JUNGKOOK POV
"Tiga hari?" Dua belas kali mendengar itu, Jungkook masih tidak yakin dia tak salah dengar. "Kami tak bisa memindahkanmu," kata Jennie. "Maksudku, kau tidak bisa dipindahkan secara harfiah. Kau hampir tidak memiliki substansi. Kalau bukan berkat Pak Pelatih Hedge—"
"Bukan perkara besar," sang pelatih meyakinkan Jungkook. "Suatu kali di tengah-tengah pertandingan play-off aku harus menyangga kaki pemain futbol yang patah dengan peralatan seadanya, cuma batang pohon dan selotip." Walaupun lagaknya cuek, mata sang satir berkantong. Pipinya cekung. Penampilan Pak Pelatih Hedge hampir seloyo yang Jungkook rasakan sendiri. Jungkook tidak percaya dirinya tak sadarkan diri selama itu. Dia mengisahkan mimpi mimpinya yang aneh—celotehan Ella sang harpy, sekilas pandang akan Mellie sang peri awan (alhasil membuat sang pelatih cemas)—tapi Jungkook merasa seolah visi-visi itu hanya berlangsung beberapa detik. Menurut Jennie, hari itu adalah siang 30 Juli. Jungkook telah mengalami koma bayangan selama beberapa hari.

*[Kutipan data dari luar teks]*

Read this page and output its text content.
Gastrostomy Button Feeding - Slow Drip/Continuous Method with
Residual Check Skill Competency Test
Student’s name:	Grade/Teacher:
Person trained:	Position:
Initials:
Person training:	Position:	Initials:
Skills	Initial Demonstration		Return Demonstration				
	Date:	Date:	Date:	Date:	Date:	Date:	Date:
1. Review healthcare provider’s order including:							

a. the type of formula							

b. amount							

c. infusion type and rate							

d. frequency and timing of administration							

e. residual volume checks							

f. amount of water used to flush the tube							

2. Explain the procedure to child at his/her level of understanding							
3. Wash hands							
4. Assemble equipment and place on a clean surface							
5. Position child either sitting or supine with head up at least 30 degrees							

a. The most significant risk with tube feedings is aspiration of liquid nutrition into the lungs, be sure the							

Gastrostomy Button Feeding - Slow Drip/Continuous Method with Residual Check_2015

"Bangsa Romawi akan menyerang Perkemahan Blasteran lusa." Jungkook menyesap minuman isotonik lagi, yang dingin menyegarkan, tapi tanpa rasa. Indra pengecap Jungkook seolah telah melebur ke dunia bayang-bayang secara permanen.

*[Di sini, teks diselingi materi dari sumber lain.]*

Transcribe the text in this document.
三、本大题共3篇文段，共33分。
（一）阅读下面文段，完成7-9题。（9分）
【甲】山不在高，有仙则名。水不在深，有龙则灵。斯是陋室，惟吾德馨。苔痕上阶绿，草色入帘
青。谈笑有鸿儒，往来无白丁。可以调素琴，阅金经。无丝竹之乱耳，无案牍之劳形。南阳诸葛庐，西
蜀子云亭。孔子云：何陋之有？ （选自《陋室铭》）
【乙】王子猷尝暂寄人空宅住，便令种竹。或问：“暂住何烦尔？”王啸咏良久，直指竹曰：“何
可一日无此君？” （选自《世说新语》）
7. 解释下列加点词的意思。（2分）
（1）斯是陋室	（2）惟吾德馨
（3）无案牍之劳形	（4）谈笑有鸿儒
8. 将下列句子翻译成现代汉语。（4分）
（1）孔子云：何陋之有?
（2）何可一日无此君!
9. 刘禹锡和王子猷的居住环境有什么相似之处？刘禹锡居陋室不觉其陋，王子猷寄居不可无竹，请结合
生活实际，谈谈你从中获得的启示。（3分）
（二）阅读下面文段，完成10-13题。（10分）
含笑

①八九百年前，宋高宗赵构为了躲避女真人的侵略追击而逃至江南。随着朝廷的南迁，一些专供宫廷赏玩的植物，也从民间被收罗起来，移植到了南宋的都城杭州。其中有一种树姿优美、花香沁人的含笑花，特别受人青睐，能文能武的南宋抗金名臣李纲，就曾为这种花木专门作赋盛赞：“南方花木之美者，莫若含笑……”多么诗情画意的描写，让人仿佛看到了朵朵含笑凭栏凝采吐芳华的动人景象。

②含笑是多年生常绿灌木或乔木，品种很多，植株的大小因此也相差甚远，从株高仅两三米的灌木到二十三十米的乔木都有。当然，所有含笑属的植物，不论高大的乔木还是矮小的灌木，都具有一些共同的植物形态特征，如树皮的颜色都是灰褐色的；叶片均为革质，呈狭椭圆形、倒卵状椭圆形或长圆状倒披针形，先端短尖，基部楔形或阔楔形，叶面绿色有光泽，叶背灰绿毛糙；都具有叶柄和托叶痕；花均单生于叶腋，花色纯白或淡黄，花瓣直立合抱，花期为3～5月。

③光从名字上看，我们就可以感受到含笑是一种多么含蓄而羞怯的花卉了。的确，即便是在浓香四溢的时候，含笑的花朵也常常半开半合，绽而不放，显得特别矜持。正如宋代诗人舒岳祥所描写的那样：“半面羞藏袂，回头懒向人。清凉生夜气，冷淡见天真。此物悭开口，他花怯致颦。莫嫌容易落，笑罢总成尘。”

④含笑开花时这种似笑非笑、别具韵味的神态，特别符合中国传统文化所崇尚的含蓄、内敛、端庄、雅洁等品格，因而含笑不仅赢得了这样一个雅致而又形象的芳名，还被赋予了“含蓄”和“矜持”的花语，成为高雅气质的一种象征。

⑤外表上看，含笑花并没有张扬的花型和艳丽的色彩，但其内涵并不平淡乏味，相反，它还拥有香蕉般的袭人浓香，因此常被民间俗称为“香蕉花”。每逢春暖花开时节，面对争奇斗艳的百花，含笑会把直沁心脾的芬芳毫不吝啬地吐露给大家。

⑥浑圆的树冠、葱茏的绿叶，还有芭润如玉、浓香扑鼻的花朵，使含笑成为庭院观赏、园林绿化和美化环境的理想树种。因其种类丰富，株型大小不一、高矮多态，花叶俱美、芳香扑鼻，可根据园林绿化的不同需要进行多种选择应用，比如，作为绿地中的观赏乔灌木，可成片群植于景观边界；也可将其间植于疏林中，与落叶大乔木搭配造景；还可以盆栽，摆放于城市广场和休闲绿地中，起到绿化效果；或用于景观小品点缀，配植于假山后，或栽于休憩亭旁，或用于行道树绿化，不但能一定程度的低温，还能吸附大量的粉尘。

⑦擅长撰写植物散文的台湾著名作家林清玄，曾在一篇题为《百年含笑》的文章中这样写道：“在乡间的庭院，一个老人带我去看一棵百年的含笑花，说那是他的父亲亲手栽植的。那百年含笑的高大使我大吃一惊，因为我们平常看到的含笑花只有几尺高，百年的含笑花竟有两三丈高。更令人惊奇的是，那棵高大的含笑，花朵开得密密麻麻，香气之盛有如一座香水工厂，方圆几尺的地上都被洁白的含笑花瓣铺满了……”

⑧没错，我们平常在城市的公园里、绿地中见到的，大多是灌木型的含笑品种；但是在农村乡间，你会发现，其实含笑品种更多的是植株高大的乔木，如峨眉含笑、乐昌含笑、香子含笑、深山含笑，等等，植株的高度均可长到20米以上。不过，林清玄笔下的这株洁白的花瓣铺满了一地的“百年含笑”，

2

"Kita harus bergegas. Aku harus bersiap-siap."
"Tidak." Jennie menekankan tangannya ke lengan bawah Jungkook, membuat perban berkerut. "Kalau kau melakukan perjalanan bayangan lagi, bisabisa kau tewas."
Jungkook mengertakkan gigi. "Kalau aku tewas, ya sudah. Kita harus mengantarkan patung ke Perkemahan Blasteran."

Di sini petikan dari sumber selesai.